The first time they print the expected outputs, the second time both print ...myproject-node-3-17.09pre-git.

[matt-snider]

I ran into an issue with hostname resolution. It seems like it has to do with the snippet linked above:

https://github.com/NixOS/nixops/blob/b267e2ba592d97d55296e8183689652dc4637416/nixops/backends/container.py#L149

What happened was that my network definition looks something like this:

{ 
  network.description = "Example network";

  reverseproxy  = { ... }:
  let
    myServiceHost = "my-service";
  in 
  {
     deployment.targetEnv = "virtualbox";
     # nginx service defintion
     # Uses myServiceHost to route traffic
     # ..
  };

  my-service = { resources, ... }:
  { 
     deployment.targetEnv = "container";
     deployment.container.host = resources.machines.reverseproxy;
     # ...
  };
}

I was expecting that the /etc/hosts rules would be setup to use the machine name from the network definition, but it gets truncated to 7 characters, so for example from inside reverseproxy I can resolve my-serv but not my-service.
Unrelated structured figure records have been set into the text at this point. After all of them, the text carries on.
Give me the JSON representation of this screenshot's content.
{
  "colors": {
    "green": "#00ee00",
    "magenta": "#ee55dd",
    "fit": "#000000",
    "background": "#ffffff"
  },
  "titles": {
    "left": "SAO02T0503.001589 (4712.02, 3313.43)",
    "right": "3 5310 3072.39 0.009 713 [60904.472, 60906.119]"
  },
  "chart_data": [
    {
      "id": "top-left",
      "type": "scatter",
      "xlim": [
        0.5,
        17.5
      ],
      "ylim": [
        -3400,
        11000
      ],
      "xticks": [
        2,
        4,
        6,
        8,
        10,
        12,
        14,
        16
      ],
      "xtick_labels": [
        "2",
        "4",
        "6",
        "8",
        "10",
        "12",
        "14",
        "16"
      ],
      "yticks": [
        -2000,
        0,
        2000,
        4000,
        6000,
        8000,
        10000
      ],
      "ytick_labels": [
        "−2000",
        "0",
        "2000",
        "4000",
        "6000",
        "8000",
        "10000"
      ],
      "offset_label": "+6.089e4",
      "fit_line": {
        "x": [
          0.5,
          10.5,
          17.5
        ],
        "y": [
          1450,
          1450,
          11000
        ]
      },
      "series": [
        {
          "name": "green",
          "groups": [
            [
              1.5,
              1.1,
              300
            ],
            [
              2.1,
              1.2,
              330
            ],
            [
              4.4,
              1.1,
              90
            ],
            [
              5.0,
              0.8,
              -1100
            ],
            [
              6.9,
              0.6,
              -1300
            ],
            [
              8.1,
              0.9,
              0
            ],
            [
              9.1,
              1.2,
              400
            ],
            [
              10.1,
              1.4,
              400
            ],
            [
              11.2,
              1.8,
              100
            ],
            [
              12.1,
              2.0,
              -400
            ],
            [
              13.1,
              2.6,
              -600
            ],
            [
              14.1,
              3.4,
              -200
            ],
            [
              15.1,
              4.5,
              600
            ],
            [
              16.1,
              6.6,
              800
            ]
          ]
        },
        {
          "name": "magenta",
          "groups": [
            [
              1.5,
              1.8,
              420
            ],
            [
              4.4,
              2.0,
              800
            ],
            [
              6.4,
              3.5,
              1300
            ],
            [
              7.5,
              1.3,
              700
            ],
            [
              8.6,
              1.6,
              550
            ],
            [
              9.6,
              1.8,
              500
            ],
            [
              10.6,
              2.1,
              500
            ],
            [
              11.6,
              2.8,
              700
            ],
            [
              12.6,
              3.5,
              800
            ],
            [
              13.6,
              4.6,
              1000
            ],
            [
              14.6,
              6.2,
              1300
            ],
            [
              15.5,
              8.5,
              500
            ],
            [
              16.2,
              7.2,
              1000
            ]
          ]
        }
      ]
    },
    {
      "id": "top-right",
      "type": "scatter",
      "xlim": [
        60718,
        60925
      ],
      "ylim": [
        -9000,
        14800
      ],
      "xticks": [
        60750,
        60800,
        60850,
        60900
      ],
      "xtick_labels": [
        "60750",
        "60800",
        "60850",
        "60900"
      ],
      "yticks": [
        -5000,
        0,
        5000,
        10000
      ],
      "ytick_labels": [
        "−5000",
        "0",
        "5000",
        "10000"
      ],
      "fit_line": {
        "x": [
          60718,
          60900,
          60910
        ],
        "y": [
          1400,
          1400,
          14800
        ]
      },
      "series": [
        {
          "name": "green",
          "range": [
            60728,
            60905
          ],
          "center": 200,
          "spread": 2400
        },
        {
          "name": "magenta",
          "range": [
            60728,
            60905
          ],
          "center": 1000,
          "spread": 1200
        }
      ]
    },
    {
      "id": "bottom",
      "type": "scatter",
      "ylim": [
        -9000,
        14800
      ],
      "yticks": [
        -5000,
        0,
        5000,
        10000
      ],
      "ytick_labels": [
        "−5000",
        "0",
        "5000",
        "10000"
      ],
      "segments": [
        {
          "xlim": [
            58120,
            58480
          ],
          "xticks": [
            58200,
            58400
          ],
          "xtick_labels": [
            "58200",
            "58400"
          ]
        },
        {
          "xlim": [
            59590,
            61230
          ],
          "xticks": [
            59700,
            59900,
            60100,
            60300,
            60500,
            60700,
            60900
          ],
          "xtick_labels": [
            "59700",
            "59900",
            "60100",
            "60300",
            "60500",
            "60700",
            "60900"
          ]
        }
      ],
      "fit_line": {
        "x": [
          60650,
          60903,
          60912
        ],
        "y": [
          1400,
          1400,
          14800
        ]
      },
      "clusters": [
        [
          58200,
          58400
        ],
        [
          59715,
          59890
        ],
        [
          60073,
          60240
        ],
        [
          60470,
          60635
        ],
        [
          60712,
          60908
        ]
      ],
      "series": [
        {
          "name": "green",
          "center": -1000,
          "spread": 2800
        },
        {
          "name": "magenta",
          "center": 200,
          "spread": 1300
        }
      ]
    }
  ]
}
I see that there is a restriction in nixos-container.pl:

    # Due to interface name length restrictions, container names must
    # be restricted too.
    die "$0: container name ‘$containerName’ is too long\n" if length $containerName > 11;

So I see why it is done, but is it correct for the hostname rules to use the truncated name? Am I just doing this wrong, since the hostname is hardcoded and not referenced resources or similar (I couldn't find any documentation for this)?